The June 24 New York Post article called "Search & Destroy: Audit Could Siphon Ad $$ from Google," reports on a soon-to-be-published audit by UK-based firm Internet Search Metrics. The audit claims that spending money on Google Adwords, Google's text-based advertising system, could be the worst-spent marketing dollars on the Internet. Instead, the Post article hints that search engine optimization activities would be a better investment.
In the context of small business, there are a couple of points that I wholeheartedly disagree with.
First, the article states that "most executives, with little regard to how well their companies fare in the more important natural search results - the top sites that come up after an Internet search - overspend on paid search because it is the one area of the search market they understand."
In my experience, most executives don't have a clue about paid search or natural search. That's why they hire consultants to run these campaigns for them. This, too, can be problematic. While there are certainly some firms out there that do great work, I've known some Google Certified Consultants who couldn't run an effective campaign if they tried, and I've encountered some SEO gurus who charge their clients thousands per month while their clients' sites actually drop in the search results.
The article (and the study) says that money is better spent on SEO. For small businesses, I disagree. Good SEO costs thousands of dollars per month, while good results can be obtained from a pay per click campaign for hundreds per month. Many small businesses can't justify spending thousands every month on an SEO campaign, which is never guaranteed to work. Pay per click marketing, on the other hand, only costs companies marketing dollars when a customer is delivered to their web site.

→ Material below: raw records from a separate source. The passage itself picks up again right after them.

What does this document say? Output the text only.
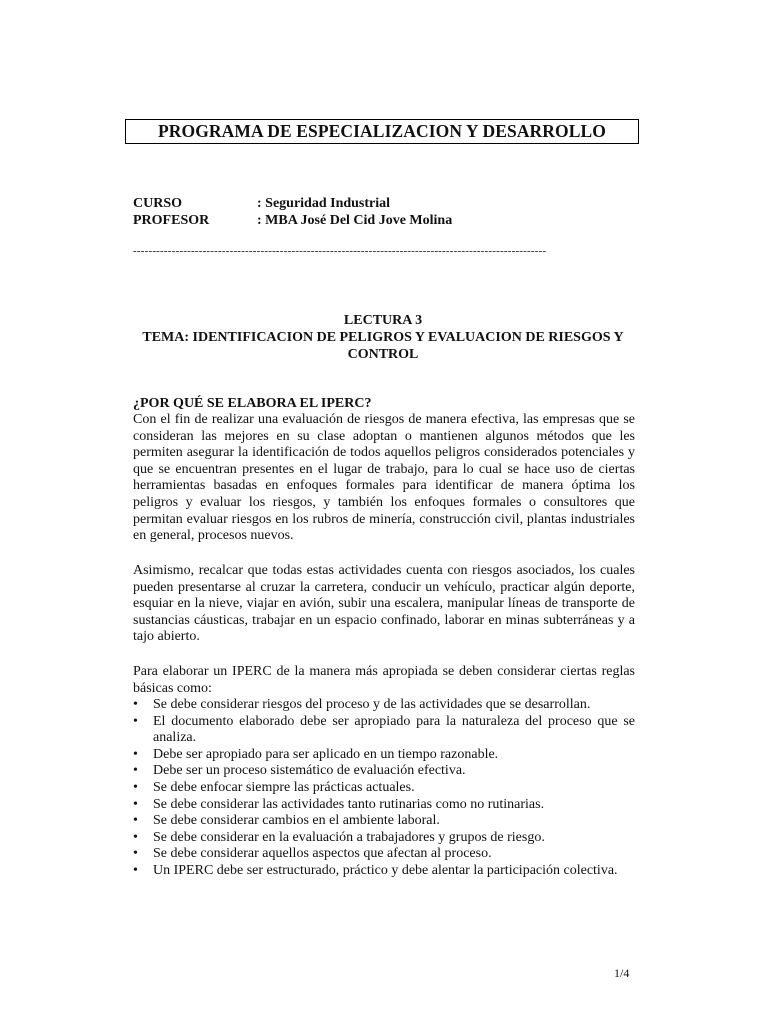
PROGRAMA DE ESPECIALIZACION Y DESARROLLO
CURSO	: Seguridad Industrial
PROFESOR	: MBA José Del Cid Jove Molina
-----------------------------------------------------------------------------------------------------------
LECTURA 3
TEMA: IDENTIFICACION DE PELIGROS Y EVALUACION DE RIESGOS Y CONTROL
¿POR QUÉ SE ELABORA EL IPERC?
Con el fin de realizar una evaluación de riesgos de manera efectiva, las empresas que se consideran las mejores en su clase adoptan o mantienen algunos métodos que les permiten asegurar la identificación de todos aquellos peligros considerados potenciales y que se encuentran presentes en el lugar de trabajo, para lo cual se hace uso de ciertas herramientas basadas en enfoques formales para identificar de manera óptima los peligros y evaluar los riesgos, y también los enfoques formales o consultores que permitan evaluar riesgos en los rubros de minería, construcción civil, plantas industriales en general, procesos nuevos.
Asimismo, recalcar que todas estas actividades cuenta con riesgos asociados, los cuales pueden presentarse al cruzar la carretera, conducir un vehículo, practicar algún deporte, esquiar en la nieve, viajar en avión, subir una escalera, manipular líneas de transporte de sustancias cáusticas, trabajar en un espacio confinado, laborar en minas subterráneas y a tajo abierto.
Para elaborar un IPERC de la manera más apropiada se deben considerar ciertas reglas básicas como:
• Se debe considerar riesgos del proceso y de las actividades que se desarrollan.
• El documento elaborado debe ser apropiado para la naturaleza del proceso que se analiza.
• Debe ser apropiado para ser aplicado en un tiempo razonable.
• Debe ser un proceso sistemático de evaluación efectiva.
• Se debe enfocar siempre las prácticas actuales.
• Se debe considerar las actividades tanto rutinarias como no rutinarias.
• Se debe considerar cambios en el ambiente laboral.
• Se debe considerar en la evaluación a trabajadores y grupos de riesgo.
• Se debe considerar aquellos aspectos que afectan al proceso.
• Un IPERC debe ser estructurado, práctico y debe alentar la participación colectiva.
1/4
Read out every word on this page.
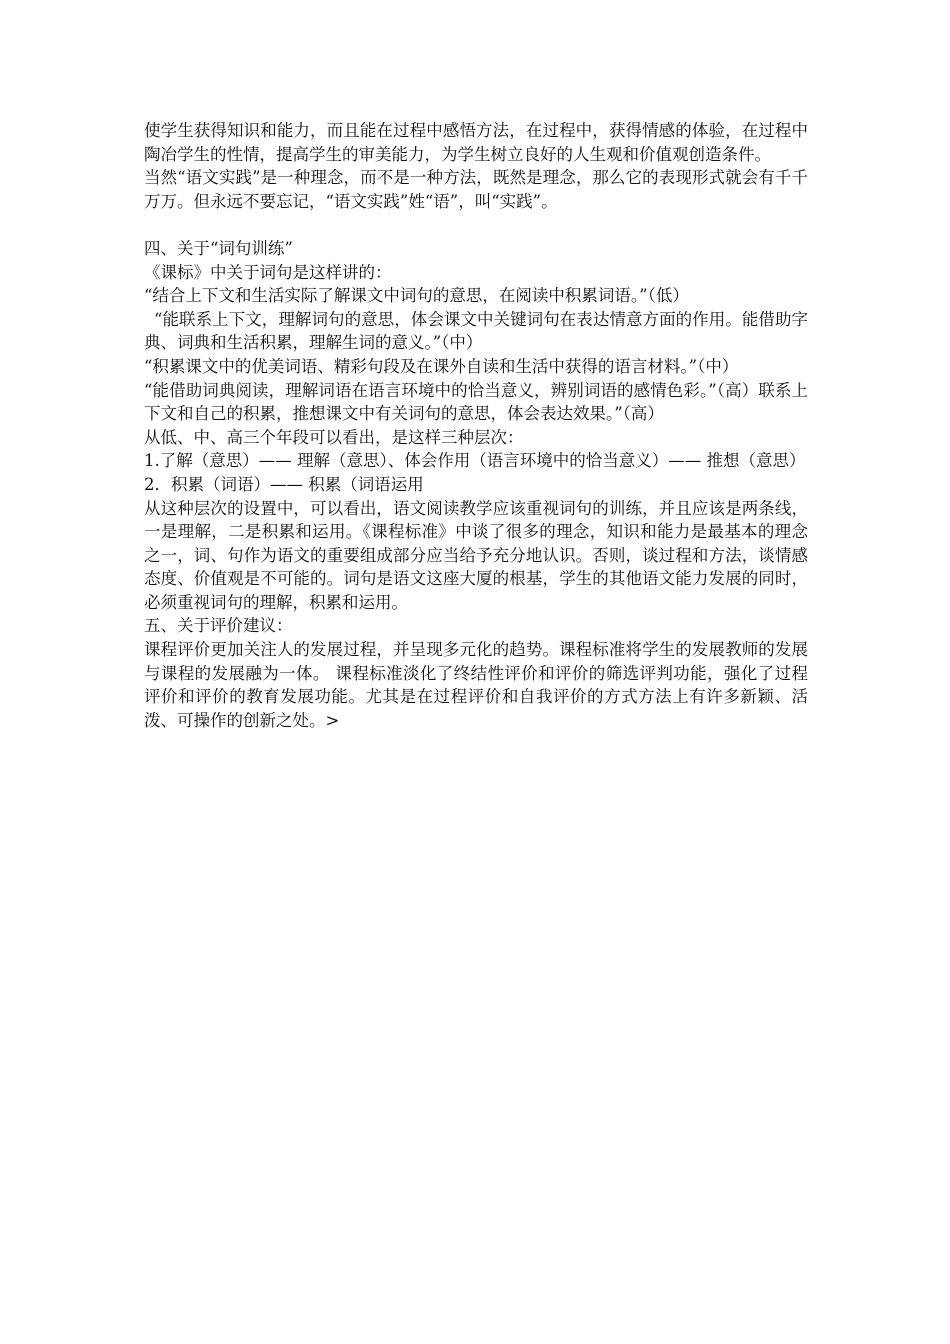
使学生获得知识和能力，而且能在过程中感悟方法，在过程中，获得情感的体验，在过程中陶冶学生的性情，提高学生的审美能力，为学生树立良好的人生观和价值观创造条件。

当然“语文实践”是一种理念，而不是一种方法，既然是理念，那么它的表现形式就会有千千万万。但永远不要忘记，“语文实践”姓“语”，叫“实践”。

四、关于“词句训练”

《课标》中关于词句是这样讲的：

“结合上下文和生活实际了解课文中词句的意思，在阅读中积累词语。”（低）

“能联系上下文，理解词句的意思，体会课文中关键词句在表达情意方面的作用。能借助字典、词典和生活积累，理解生词的意义。”（中）

“积累课文中的优美词语、精彩句段及在课外自读和生活中获得的语言材料。”（中）

“能借助词典阅读，理解词语在语言环境中的恰当意义，辨别词语的感情色彩。”（高）联系上下文和自己的积累，推想课文中有关词句的意思，体会表达效果。”（高）

从低、中、高三个年段可以看出，是这样三种层次：

1.了解（意思）—— 理解（意思）、体会作用（语言环境中的恰当意义）—— 推想（意思）

2．积累（词语）—— 积累（词语运用

从这种层次的设置中，可以看出，语文阅读教学应该重视词句的训练，并且应该是两条线，一是理解，二是积累和运用。《课程标准》中谈了很多的理念，知识和能力是最基本的理念之一，词、句作为语文的重要组成部分应当给予充分地认识。否则，谈过程和方法，谈情感态度、价值观是不可能的。词句是语文这座大厦的根基，学生的其他语文能力发展的同时，必须重视词句的理解，积累和运用。

五、关于评价建议：

课程评价更加关注人的发展过程，并呈现多元化的趋势。课程标准将学生的发展教师的发展与课程的发展融为一体。 课程标准淡化了终结性评价和评价的筛选评判功能，强化了过程评价和评价的教育发展功能。尤其是在过程评价和自我评价的方式方法上有许多新颖、活泼、可操作的创新之处。>
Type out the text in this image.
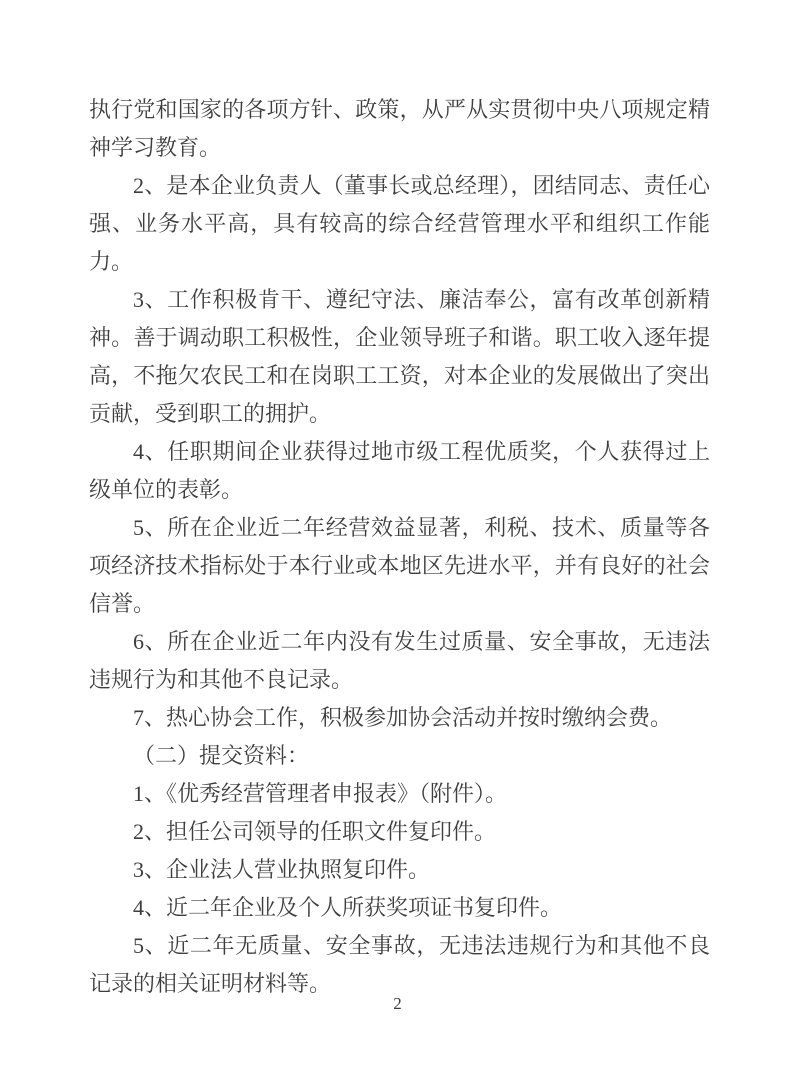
执行党和国家的各项方针、政策，从严从实贯彻中央八项规定精神学习教育。

2、是本企业负责人（董事长或总经理），团结同志、责任心强、业务水平高，具有较高的综合经营管理水平和组织工作能力。

3、工作积极肯干、遵纪守法、廉洁奉公，富有改革创新精神。善于调动职工积极性，企业领导班子和谐。职工收入逐年提高，不拖欠农民工和在岗职工工资，对本企业的发展做出了突出贡献，受到职工的拥护。

4、任职期间企业获得过地市级工程优质奖，个人获得过上级单位的表彰。

5、所在企业近二年经营效益显著，利税、技术、质量等各项经济技术指标处于本行业或本地区先进水平，并有良好的社会信誉。

6、所在企业近二年内没有发生过质量、安全事故，无违法违规行为和其他不良记录。

7、热心协会工作，积极参加协会活动并按时缴纳会费。

（二）提交资料：

1、《优秀经营管理者申报表》（附件）。

2、担任公司领导的任职文件复印件。

3、企业法人营业执照复印件。

4、近二年企业及个人所获奖项证书复印件。

5、近二年无质量、安全事故，无违法违规行为和其他不良记录的相关证明材料等。

2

I'm not saying that SEO is "snake oil" and that it never works, but for many small businesses, it's just too expensive.
While the argument between paid search and SEO may not be solved any time soon, I'm focusing on what I feel is potentially a much more powerful promotional tool.
I'm currently experimenting with PR and strategic communications as a more effective way of promoting companies. My approach is traditional PR with a twist -- utilizing traditional media releases with blogs, email marketing, print marketing and more. This PR 2.0 approach -- this combination of online and offline media exposure -- can naturally improve online search engine rankings while driving web site traffic and improving mindshare across mediums. Good PR efforts for small business can be much cheaper than search engine optimization campaigns as well, all while reaching more potential customers. This approach also eliminates "tunnel vision," projecting a consistent message across media.